Local mental health charities are struggling to cope with an influx in referrals of people suffering from mental health issues.
Mental health groups are facing cuts across the UK as a result of the Government’s austerity programme and the number of people suffering from conditions such as depression is on the rise.
Now Dundee Association of Mental Health (DAMH) has revealed that referrals have jumped 50% in the past nine months.
The charity also said its befriender service, which aims to pair a mental health sufferer with someone with experience of similar conditions, has dozens of people waiting to be seen.
DAMH executive officer Tom Garnett described the charity’s struggle as trying to offer “court-sized support with pint-sized finances.”
Mr Garnett said many people are facing a daily struggle in dealing with all aspects of life as a direct consequence of government spending failing to keep up with increasing demand on services.
He said: “We still feel a bit like mental health is the poor relation of physical health.
“This is partly due to a stigma still attached and partly because physical conditions are sometimes easier to understand.
“Mental health is one of the biggest growth industries in Scotland.
“Referrals to us have increased by 50% over the past nine months to a year as people feel the impact of various pressures.
“We have waiting lists of around 40 people wishing to access our befriender service as well.
“Day support facilities are under increased pressure and patients are therefore moved to alternative support areas like ourselves.
“The pressure is increasing everywhere and that’s not good for anyone’s mental health.”
Mr Garnett acknowledges that Dundee City Council is doing its best in trying to deal with the situation amidst a difficult financial climate, but fears that mental health will continue to face spending cuts.

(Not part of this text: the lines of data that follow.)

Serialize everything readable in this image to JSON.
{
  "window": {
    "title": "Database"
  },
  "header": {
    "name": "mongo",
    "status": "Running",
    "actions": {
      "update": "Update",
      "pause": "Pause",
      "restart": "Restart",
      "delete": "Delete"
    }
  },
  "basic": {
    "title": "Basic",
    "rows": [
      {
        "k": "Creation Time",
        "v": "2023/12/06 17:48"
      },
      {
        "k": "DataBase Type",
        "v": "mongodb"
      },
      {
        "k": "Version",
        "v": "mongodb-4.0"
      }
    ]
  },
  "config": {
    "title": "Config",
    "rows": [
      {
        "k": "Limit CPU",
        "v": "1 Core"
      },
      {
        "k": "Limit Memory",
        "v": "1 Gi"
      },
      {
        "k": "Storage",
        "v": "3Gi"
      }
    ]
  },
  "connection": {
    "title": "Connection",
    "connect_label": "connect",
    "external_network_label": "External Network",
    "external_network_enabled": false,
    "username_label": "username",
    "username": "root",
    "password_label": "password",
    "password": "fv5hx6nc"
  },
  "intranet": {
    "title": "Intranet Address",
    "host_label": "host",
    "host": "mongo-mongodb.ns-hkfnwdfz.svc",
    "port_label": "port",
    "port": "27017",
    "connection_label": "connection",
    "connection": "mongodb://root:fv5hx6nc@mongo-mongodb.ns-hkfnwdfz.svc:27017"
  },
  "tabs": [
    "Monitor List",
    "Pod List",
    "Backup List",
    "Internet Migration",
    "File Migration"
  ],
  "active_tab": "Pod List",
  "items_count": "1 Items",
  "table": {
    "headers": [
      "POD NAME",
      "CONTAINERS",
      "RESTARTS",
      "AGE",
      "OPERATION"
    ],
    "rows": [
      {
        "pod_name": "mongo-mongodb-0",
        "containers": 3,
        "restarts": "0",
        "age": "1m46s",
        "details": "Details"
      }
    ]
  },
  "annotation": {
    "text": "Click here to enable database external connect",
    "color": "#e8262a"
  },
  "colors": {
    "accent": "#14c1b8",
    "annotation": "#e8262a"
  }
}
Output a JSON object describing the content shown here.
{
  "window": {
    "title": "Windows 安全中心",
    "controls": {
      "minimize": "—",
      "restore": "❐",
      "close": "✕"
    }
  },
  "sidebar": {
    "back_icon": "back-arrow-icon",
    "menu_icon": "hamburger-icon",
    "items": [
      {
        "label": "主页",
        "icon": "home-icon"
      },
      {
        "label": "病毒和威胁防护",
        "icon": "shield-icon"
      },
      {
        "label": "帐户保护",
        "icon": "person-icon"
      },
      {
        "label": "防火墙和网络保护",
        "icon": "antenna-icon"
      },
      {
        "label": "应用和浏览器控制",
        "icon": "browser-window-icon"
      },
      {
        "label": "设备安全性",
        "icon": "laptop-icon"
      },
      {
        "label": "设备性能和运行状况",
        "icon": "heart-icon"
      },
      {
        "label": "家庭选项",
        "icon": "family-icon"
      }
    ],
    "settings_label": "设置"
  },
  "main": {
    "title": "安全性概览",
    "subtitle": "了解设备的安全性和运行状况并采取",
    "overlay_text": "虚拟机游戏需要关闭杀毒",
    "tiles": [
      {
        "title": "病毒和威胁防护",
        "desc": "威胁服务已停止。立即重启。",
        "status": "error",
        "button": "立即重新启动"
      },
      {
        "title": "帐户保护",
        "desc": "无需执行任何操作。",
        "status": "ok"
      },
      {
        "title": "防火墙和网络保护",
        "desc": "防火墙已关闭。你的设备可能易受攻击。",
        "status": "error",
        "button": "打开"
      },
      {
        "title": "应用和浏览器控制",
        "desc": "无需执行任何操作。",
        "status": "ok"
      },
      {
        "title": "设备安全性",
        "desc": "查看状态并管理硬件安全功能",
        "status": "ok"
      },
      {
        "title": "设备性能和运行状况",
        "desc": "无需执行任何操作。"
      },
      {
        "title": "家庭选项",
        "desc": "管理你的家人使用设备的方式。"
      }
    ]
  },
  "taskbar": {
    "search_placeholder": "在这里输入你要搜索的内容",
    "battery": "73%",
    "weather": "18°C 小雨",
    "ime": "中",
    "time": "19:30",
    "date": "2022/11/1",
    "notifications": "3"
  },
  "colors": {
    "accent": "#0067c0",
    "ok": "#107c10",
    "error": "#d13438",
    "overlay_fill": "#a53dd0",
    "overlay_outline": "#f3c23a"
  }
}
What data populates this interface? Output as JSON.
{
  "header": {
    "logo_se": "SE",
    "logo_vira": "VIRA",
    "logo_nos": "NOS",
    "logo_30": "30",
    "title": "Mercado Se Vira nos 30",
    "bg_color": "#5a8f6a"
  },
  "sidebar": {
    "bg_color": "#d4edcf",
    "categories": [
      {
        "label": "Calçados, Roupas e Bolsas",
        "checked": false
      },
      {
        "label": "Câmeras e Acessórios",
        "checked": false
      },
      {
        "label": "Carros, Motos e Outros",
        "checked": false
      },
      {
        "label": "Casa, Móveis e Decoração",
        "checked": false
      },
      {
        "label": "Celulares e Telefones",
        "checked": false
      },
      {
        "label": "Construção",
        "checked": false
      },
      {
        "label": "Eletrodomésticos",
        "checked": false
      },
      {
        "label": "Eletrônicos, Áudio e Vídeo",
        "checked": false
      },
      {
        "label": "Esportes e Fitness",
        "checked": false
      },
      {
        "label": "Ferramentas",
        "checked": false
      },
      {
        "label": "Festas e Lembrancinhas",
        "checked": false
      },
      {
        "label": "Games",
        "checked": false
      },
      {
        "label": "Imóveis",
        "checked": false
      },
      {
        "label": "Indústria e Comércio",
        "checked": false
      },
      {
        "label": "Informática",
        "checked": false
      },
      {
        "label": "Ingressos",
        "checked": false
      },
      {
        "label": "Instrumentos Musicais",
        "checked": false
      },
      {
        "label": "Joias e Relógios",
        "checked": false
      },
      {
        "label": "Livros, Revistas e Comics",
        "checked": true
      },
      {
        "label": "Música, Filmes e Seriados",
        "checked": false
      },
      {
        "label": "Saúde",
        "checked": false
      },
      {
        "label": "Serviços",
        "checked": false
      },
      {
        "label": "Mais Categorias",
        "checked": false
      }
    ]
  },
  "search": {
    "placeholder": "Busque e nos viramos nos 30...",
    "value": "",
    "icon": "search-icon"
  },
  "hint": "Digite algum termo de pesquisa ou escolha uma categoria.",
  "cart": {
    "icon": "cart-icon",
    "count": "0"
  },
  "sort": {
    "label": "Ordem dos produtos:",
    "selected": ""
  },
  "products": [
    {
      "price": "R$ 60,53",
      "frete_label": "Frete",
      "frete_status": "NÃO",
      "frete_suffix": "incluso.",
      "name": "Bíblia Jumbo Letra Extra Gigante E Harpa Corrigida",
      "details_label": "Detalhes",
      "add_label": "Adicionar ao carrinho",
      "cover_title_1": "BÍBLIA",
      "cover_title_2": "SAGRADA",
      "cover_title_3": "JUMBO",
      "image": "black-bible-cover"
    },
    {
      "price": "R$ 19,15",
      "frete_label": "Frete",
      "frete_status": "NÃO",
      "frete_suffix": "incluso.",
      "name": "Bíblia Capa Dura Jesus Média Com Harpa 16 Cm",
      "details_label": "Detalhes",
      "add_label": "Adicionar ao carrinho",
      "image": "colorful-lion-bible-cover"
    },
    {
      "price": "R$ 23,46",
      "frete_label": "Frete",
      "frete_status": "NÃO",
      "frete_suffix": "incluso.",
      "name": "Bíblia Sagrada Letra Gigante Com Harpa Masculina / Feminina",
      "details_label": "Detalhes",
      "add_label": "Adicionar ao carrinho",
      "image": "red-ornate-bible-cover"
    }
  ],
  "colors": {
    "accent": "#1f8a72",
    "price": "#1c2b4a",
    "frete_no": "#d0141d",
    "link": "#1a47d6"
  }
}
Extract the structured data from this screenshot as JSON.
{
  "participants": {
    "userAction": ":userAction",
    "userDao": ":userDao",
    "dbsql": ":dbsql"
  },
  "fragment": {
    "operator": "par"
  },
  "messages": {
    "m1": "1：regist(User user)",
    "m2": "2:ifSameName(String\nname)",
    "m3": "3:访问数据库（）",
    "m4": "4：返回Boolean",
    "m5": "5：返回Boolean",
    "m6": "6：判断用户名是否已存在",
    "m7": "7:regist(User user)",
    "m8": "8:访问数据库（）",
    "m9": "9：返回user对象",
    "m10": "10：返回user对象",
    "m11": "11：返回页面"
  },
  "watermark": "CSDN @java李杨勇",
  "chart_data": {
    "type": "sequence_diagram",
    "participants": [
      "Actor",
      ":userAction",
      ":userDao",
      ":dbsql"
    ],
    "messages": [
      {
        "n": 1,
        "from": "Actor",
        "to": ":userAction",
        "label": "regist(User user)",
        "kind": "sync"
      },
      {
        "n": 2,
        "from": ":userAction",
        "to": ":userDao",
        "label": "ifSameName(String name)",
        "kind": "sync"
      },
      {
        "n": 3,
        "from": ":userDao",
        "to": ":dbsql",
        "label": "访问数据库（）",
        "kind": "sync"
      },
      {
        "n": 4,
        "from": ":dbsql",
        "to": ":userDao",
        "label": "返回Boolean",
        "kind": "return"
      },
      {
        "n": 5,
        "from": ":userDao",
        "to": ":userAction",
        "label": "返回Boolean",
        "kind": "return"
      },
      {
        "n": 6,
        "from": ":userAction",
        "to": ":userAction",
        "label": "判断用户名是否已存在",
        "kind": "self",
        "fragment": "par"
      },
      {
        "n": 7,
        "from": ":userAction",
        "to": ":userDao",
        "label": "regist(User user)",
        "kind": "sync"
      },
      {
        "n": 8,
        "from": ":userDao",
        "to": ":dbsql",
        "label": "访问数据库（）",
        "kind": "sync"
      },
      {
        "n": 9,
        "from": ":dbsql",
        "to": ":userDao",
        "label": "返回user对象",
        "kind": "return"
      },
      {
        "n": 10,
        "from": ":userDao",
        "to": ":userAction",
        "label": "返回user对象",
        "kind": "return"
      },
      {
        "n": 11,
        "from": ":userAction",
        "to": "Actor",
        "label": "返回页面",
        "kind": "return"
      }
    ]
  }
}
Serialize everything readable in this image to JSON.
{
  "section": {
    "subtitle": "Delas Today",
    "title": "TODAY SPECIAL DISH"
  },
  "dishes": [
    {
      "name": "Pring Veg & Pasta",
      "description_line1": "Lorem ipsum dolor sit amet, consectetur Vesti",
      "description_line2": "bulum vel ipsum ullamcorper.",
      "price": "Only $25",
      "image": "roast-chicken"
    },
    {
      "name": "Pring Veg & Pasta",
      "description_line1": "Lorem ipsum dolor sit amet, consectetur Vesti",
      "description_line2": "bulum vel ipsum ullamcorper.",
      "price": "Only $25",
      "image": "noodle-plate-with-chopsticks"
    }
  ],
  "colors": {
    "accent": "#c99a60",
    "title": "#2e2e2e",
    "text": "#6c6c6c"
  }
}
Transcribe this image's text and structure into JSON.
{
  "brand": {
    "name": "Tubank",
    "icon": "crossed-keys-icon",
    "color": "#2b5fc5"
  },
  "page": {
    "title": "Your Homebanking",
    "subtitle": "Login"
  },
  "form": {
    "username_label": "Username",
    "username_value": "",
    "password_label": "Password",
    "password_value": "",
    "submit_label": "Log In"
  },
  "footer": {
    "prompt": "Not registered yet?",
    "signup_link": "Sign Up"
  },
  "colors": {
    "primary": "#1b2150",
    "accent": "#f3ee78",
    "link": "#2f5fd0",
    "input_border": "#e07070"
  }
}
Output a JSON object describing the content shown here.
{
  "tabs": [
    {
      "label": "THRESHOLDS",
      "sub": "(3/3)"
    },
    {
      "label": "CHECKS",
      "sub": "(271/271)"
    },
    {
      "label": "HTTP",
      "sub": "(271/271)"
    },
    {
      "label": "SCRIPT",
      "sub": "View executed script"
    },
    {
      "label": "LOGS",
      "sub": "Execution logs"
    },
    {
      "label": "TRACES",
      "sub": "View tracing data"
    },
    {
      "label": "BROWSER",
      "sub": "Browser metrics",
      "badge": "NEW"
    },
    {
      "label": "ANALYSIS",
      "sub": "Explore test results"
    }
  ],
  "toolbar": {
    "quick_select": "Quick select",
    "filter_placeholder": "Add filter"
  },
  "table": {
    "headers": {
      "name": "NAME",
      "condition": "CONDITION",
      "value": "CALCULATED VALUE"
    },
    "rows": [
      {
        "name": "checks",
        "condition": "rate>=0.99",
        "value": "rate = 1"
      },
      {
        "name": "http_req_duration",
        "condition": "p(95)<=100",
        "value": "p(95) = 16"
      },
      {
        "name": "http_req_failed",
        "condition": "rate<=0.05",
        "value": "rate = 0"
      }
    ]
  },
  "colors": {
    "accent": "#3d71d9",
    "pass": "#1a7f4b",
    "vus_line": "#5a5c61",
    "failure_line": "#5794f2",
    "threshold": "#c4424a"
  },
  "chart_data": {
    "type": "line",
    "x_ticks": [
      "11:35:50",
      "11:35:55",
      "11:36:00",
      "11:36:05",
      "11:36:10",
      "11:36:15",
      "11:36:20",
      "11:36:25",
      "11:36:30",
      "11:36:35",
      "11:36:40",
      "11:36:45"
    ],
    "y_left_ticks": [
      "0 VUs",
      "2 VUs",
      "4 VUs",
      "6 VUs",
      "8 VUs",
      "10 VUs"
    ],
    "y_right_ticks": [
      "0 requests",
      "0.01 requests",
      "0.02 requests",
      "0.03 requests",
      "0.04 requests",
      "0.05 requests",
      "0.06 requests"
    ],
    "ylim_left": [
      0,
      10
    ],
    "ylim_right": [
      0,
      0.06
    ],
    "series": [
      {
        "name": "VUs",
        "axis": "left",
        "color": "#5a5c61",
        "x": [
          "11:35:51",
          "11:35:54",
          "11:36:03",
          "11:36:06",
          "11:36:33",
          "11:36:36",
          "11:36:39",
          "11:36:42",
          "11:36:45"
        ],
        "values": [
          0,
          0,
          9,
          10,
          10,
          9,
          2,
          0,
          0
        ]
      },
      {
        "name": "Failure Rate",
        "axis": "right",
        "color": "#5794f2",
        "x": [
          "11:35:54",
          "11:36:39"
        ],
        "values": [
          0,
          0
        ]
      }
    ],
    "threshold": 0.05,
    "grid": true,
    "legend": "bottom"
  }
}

He said: “If services are reduced the pressure will increase elsewhere.
“The strain is increasing for everyone and although the council are trying to protect the voluntary sector, they have said that we also need to share the pain.
“Everyone is struggling to keep their head above water.”
A spokeswoman for Dundee City Council insisted that the authority is working hard to maintain partnerships with charities and services across the sector.
She said: “Dundee City Council has a strong history of partnership working with those in our community who require support or services and with our third sector and health partners who deliver a range of these supports.”